下の写真は、砂岩泥岩互層を同じく南から近づいて撮ったものです。スケールのシャープペンシルの中央あたりに泥岩層(黒色)砂岩層(淡灰色)の境界がありますが、シャープな境界です。

同じような写真が二枚並んでいますが、それぞれの写真の白丸を、左の写真は左目で、右の写真は右目で見て、重ね合わせるようにすると立体的に見ることができます。

スケールとして置いてあるハンマー、シャープペンシルの長さはそれぞれ約28cm、約14cmです。

また、和合橋の上流方向へ25mほどの左岸には、砂岩層の下部から上部に向かって砂の粒径が小さくなっているという級化層理がわかる部分があります。

下の写真は、上の写真とは異なる場所ですが、泥岩と砂岩の境界部を撮ったものです。境界部の近くの砂岩の砂粒は大きく、上に向かって砂粒が小さくなるという級化層理がわかります。写真の縦は7cmです。

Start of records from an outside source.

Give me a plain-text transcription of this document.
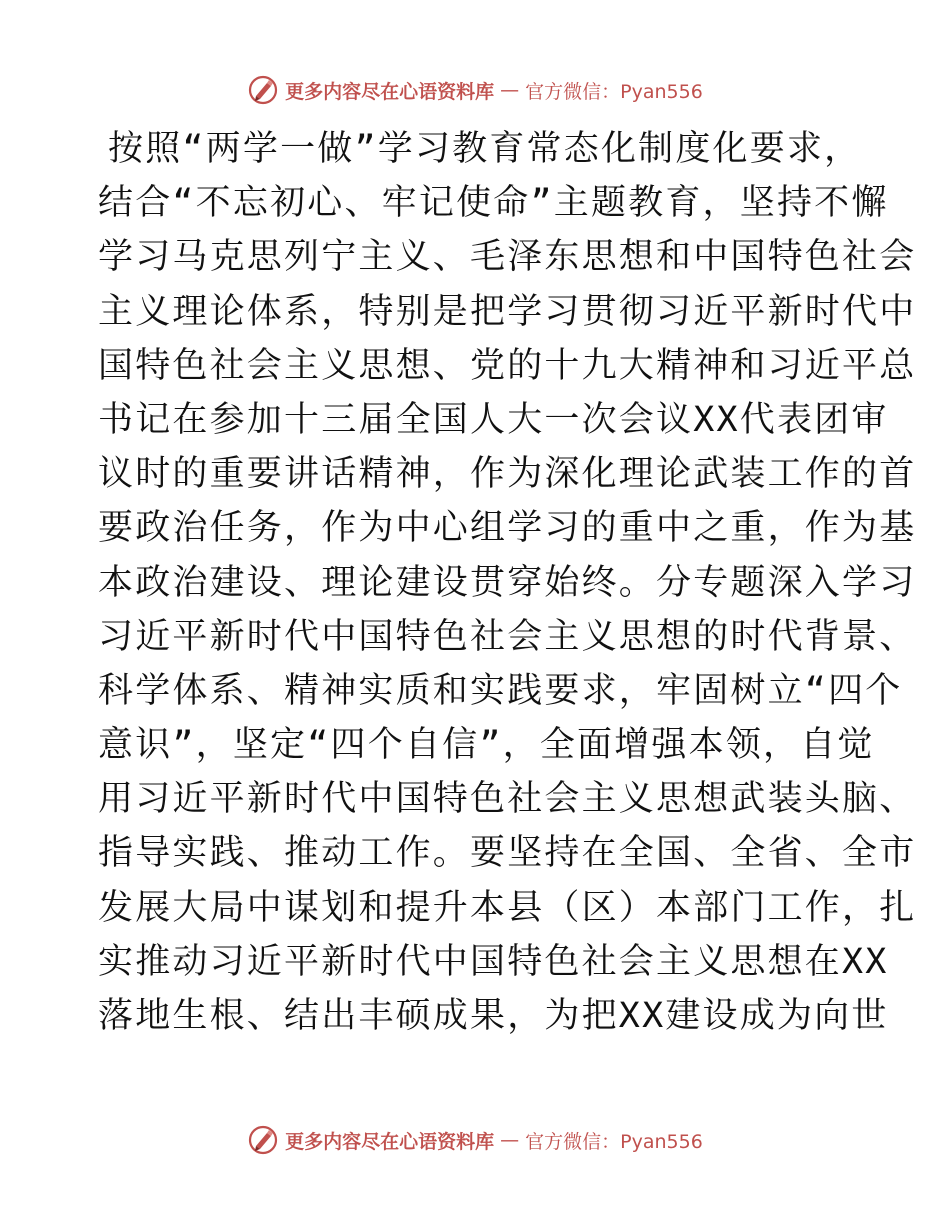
更多内容尽在心语资料库 — 官方微信：Pyan556
按照“两学一做”学习教育常态化制度化要求，
结合“不忘初心、牢记使命”主题教育，坚持不懈
学习马克思列宁主义、毛泽东思想和中国特色社会
主义理论体系，特别是把学习贯彻习近平新时代中
国特色社会主义思想、党的十九大精神和习近平总
书记在参加十三届全国人大一次会议XX代表团审
议时的重要讲话精神，作为深化理论武装工作的首
要政治任务，作为中心组学习的重中之重，作为基
本政治建设、理论建设贯穿始终。分专题深入学习
习近平新时代中国特色社会主义思想的时代背景、
科学体系、精神实质和实践要求，牢固树立“四个
意识”，坚定“四个自信”，全面增强本领，自觉
用习近平新时代中国特色社会主义思想武装头脑、
指导实践、推动工作。要坚持在全国、全省、全市
发展大局中谋划和提升本县（区）本部门工作，扎
实推动习近平新时代中国特色社会主义思想在XX
落地生根、结出丰硕成果，为把XX建设成为向世
更多内容尽在心语资料库 — 官方微信：Pyan556
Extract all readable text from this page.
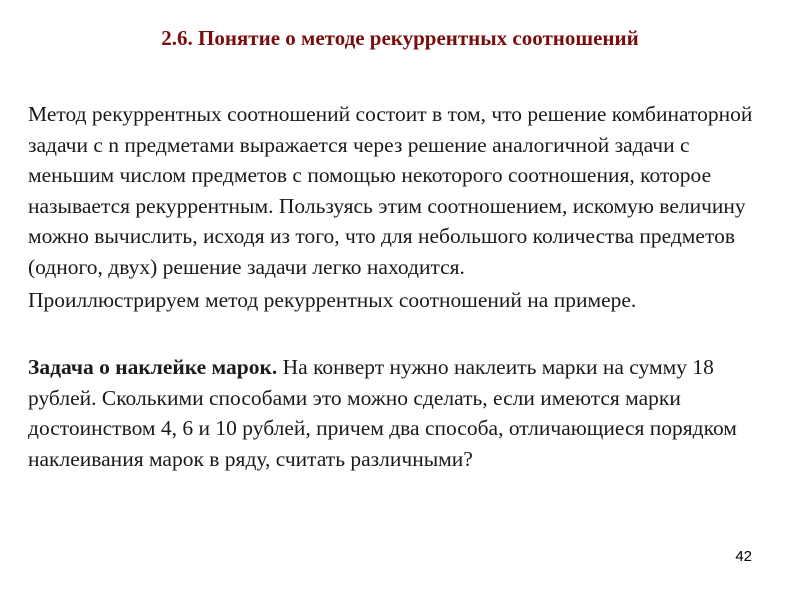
2.6. Понятие о методе рекуррентных соотношений

Метод рекуррентных соотношений состоит в том, что решение комбинаторной задачи с n предметами выражается через решение аналогичной задачи с меньшим числом предметов с помощью некоторого соотношения, которое называется рекуррентным. Пользуясь этим соотношением, искомую величину можно вычислить, исходя из того, что для небольшого количества предметов (одного, двух) решение задачи легко находится.

Проиллюстрируем метод рекуррентных соотношений на примере.

Задача о наклейке марок. На конверт нужно наклеить марки на сумму 18 рублей. Сколькими способами это можно сделать, если имеются марки достоинством 4, 6 и 10 рублей, причем два способа, отличающиеся порядком наклеивания марок в ряду, считать различными?

42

砂岩泥岩互層は、砂と泥の混じったものがより深い海底へ流れ込む時、1回の流れ込みによって粗い砂は下に、その上に細かい泥が堆積するという現象が元になっています。その流れ込みが何回も繰り返して起こることによって、砂岩泥岩互層という縞模様の堆積物ができます。そのため、下から層を追っていくと、泥岩の上にシャープな境界で砂岩が堆積し、次第に砂粒が細かくなって連続的な変化で泥岩が堆積し、またシャープな境界で砂岩が載るという堆積になります。

地質図において、この砂岩泥岩互層の露頭(×地点)は、黄色(Mss)の中にあり、黄色はおもに砂岩からなる地層です。

(地質図はHP「ジオランドぎふ」より 岐阜県博物館提供)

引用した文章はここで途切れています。